With every day that passes under various shelter-in-place and similar orders, life before COVID-19 seems less and less familiar. Yet prior to the pandemic, businesses were just starting to recognize and deploy an employee benefit demand that went beyond the traditional employer offerings of health insurance, life insurance and 401k contributions—holistic wellness. A decidedly positive, albeit fragile, trend was emerging that prioritized mental health and community building in the workplace. It was not uncommon in small and large companies alike to see direct offerings, stipends or discounts for meditation, therapy, yoga, gym memberships, life coaches, meal plans, etc. More than ever, wellness in the workplace was being recognized as being about more than sick days and family leave—it can be key to remaining competitive in drawing talent and, in turn, enabling sustained growth. As tellingly, health insurance providers were rolling out and investing in preventative health programs—becoming more aware that their own long-term savings were tied to having a healthier pool of participants.
But just as that particular tipping point was being reached, we have a global crisis and the widespread, persistent trauma accompanying it stemming from lost lives, livelihoods, and any sense of routine and safety. “Perceived and real threats to one’s safety from both a health and financial standpoint, isolation, and cultural change on a global scale cause massive disruption to the psyche,” says Maryam Javanbakht, owner of Clearbody Method, which specializes in physical therapy, myofascial release, craniosacral therapy, and lymphatic drainage. “The stress is undeniable.”
Suddenly holistic wellness is less a “perk” and more a necessary response to the workforce’s individual and group trauma.

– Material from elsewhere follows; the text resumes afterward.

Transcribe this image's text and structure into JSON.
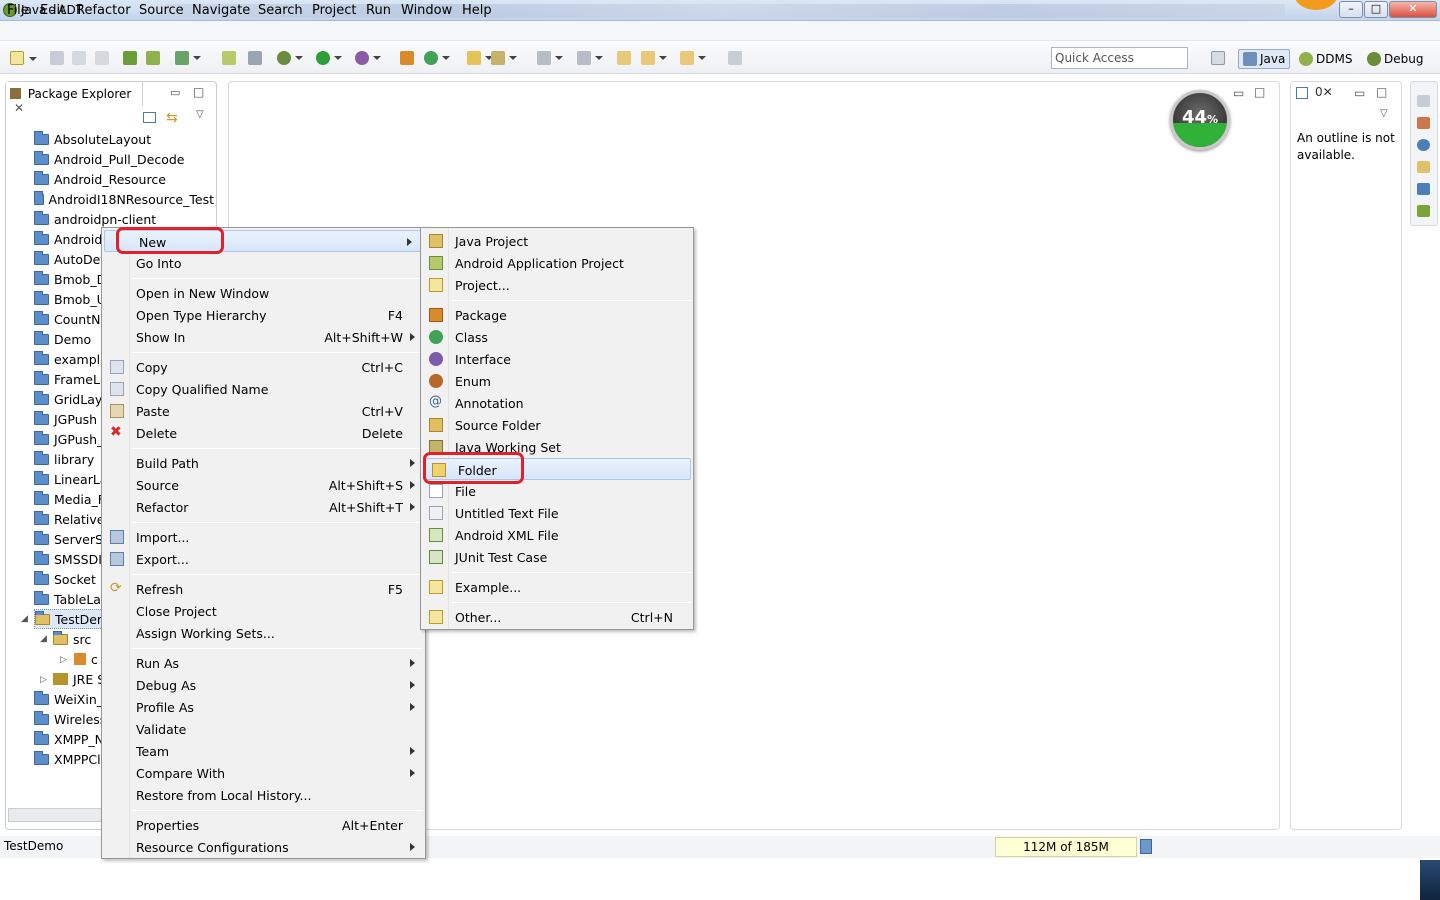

With that in mind, small and large businesses alike should approach their insurance providers as potential partners in addressing the increased need for robust mental health and wellness services during and after this crisis. The pitch is in sync with the greater preventative health trend—it’s in the best interest of the insurance company to address the issue early on to avoid getting slammed down the road. Businesses that want to be there for their workforce and take steps to safeguard productivity could ask insurance providers to expand or extend programs already in place, possibly allow people to stay on mental health plans even if regular health coverage is not available, or similar creative solutions.
Finally, with increased remote health offerings, a caution to businesses implementing new programs or expanding existing ones—especially in light of the duration and potential permanence of remote working arrangements. Businesses need to be careful in selecting platforms and be aware of cyber issues and privacy—especially when talking about sensitive topics like mental health. Working with an existing insurance provider and legal counsel could help safeguard exposure in this way.